Do we need quotas for female judges?
Federal Court judge Michelle Gordon became the fifth woman to be appointed to the High Court in more than 100 years this month, raising the question of whether action is necessary to ensure diversity in the judiciary.
Her appointment brings the number of female judges to three out of seven, returning the even split of genders that prevailed before Justice Geoffrey Nettle replaced outgoing Justice Susan Crennan in December 2014.
“There was some concern that perhaps the female membership was on the decline and that has clearly not been the case,” Professor Andrew Lynch (pictured) from UNSW told Lawyers Weekly.
After the High Court male-female ratio dropped to 5-2 in 2014, some in the profession argued that there should be a quota to assure equal representation of women.
“I didn’t feel that was necessary, but it would be good to see a convention develop that the Court should have as near to an equal gender split as is possible,” Professor Lynch said.
Although little over a decade ago all the judges on the High Court were men, appointing equal numbers of men and women has quickly become accepted practice.

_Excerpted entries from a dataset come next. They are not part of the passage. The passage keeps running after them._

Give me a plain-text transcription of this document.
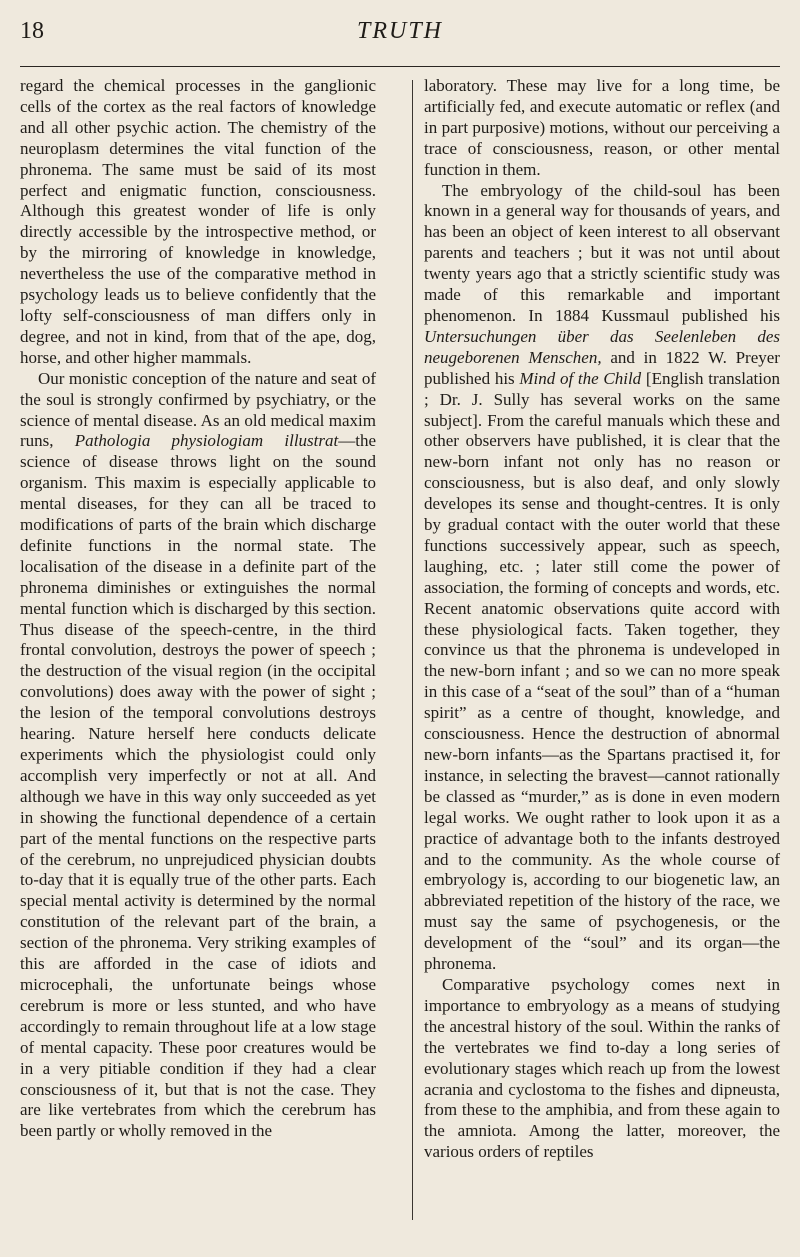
18	TRUTH

regard the chemical processes in the ganglionic cells of the cortex as the real factors of knowledge and all other psychic action. The chemistry of the neuroplasm determines the vital function of the phronema. The same must be said of its most perfect and enigmatic function, consciousness. Although this greatest wonder of life is only directly accessible by the introspective method, or by the mirroring of knowledge in knowledge, nevertheless the use of the comparative method in psychology leads us to believe confidently that the lofty self-consciousness of man differs only in degree, and not in kind, from that of the ape, dog, horse, and other higher mammals.

Our monistic conception of the nature and seat of the soul is strongly confirmed by psychiatry, or the science of mental disease. As an old medical maxim runs, Pathologia physiologiam illustrat—the science of disease throws light on the sound organism. This maxim is especially applicable to mental diseases, for they can all be traced to modifications of parts of the brain which discharge definite functions in the normal state. The localisation of the disease in a definite part of the phronema diminishes or extinguishes the normal mental function which is discharged by this section. Thus disease of the speech-centre, in the third frontal convolution, destroys the power of speech ; the destruction of the visual region (in the occipital convolutions) does away with the power of sight ; the lesion of the temporal convolutions destroys hearing. Nature herself here conducts delicate experiments which the physiologist could only accomplish very imperfectly or not at all. And although we have in this way only succeeded as yet in showing the functional dependence of a certain part of the mental functions on the respective parts of the cerebrum, no unprejudiced physician doubts to-day that it is equally true of the other parts. Each special mental activity is determined by the normal constitution of the relevant part of the brain, a section of the phronema. Very striking examples of this are afforded in the case of idiots and microcephali, the unfortunate beings whose cerebrum is more or less stunted, and who have accordingly to remain throughout life at a low stage of mental capacity. These poor creatures would be in a very pitiable condition if they had a clear consciousness of it, but that is not the case. They are like vertebrates from which the cerebrum has been partly or wholly removed in the

laboratory. These may live for a long time, be artificially fed, and execute automatic or reflex (and in part purposive) motions, without our perceiving a trace of consciousness, reason, or other mental function in them.

The embryology of the child-soul has been known in a general way for thousands of years, and has been an object of keen interest to all observant parents and teachers ; but it was not until about twenty years ago that a strictly scientific study was made of this remarkable and important phenomenon. In 1884 Kussmaul published his Untersuchungen über das Seelenleben des neugeborenen Menschen, and in 1822 W. Preyer published his Mind of the Child [English translation ; Dr. J. Sully has several works on the same subject]. From the careful manuals which these and other observers have published, it is clear that the new-born infant not only has no reason or consciousness, but is also deaf, and only slowly developes its sense and thought-centres. It is only by gradual contact with the outer world that these functions successively appear, such as speech, laughing, etc. ; later still come the power of association, the forming of concepts and words, etc. Recent anatomic observations quite accord with these physiological facts. Taken together, they convince us that the phronema is undeveloped in the new-born infant ; and so we can no more speak in this case of a “seat of the soul” than of a “human spirit” as a centre of thought, knowledge, and consciousness. Hence the destruction of abnormal new-born infants—as the Spartans practised it, for instance, in selecting the bravest—cannot rationally be classed as “murder,” as is done in even modern legal works. We ought rather to look upon it as a practice of advantage both to the infants destroyed and to the community. As the whole course of embryology is, according to our biogenetic law, an abbreviated repetition of the history of the race, we must say the same of psychogenesis, or the development of the “soul” and its organ—the phronema.

Comparative psychology comes next in importance to embryology as a means of studying the ancestral history of the soul. Within the ranks of the vertebrates we find to-day a long series of evolutionary stages which reach up from the lowest acrania and cyclostoma to the fishes and dipneusta, from these to the amphibia, and from these again to the amniota. Among the latter, moreover, the various orders of reptiles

The political backlash in 2003 after the Howard government appointed Dyson Heydon to replace the court’s first woman, Mary Gaudron, has meant that no reasonable government would seriously consider failing to address the issue of gender balance in the High Court.
“The spectre of having an all-male final court … just look[s] so unsatisfactory,” said Professor Lynch. “Even though for much of the 20th century that was the norm, really no government would countenance the idea that the final court should be absent of faces which represent 50 per cent of the community.”
At some level, the whole point of an appellate court having a larger panel of judges is to allow for disagreement and diversity of opinion, he continued.
“Why establish a court with seven judges if the idea is that on every occasion those seven judges will say exactly the same thing?
“The idea is that the matters they hear are at the pointy end of complexity and [will] benefit from an exchange of different viewpoints and perspectives.”
Professor Lynch said it was important that the judiciary resembles the community and that this was particularly crucial in the High Court, given the court’s prominence at the apex of Australia’s judicial system.
Although the empirical research is often inconclusive, it is the experience of many judges that diversity contributes to merit.
“You get a richer quality of judicial decision-making in a system where there are voices informed by those different experiences and perspectives,” Professor Lynch said.
Courts across the country
One additional female judge on the High Court does little to address the absence of women in the judiciary more broadly, according to Professor Lynch.
“The High Court gets a lot of attention as the national court, [but] I don’t think we can look at it say that there isn’t work remaining to be done more generally,” he said.
The Victorian Government brought in a 50 per cent quota for women in all courts in March, to address the fact that only a third of Victorian judges are women.
The proportion of female judges ranges from 28-37 per cent in all states and territories except the ACT, where 55 per cent of judges are women, according to the Australasian Institute of Judicial Administration.
One of the problems is that politicians are often uncomfortable talking about diversity when making judicial appointments, preferring to focus on merit to prevent any suggestion of tokenism.
This diversity-blindness “tends to prop up fairly established patterns of appointment”, Professor Lynch said. It also goes against the grain of a lot of emerging academic literature and the experience of judges, which indicates that who the judge is actually matters, he added.
“If you talk to any member of the profession they will acknowledge that judges are not robots, they are different people and they bring to the task of adjudication different life experiences.”
The sole female member of the 12-member UK Supreme Court, Baroness Brenda Hale, for instance, has been very candid in saying that her gender has made a difference in some of her judgements, he said.
“She has also pointed out that her gender is not the only way it is different; the fact that she has an academic background as well as [being] a family lawyer rather than, say, a commercial lawyer [also sets her apart].”
Quotas are not the only way to ensure diversity of gender, ethnicity, race, professional background and residential location, according to Professor Lynch.
One way to create a more representative judiciary is to develop clear and articulated processes of judicial appointment that express diversity as “an aspiration underpinning those processes”.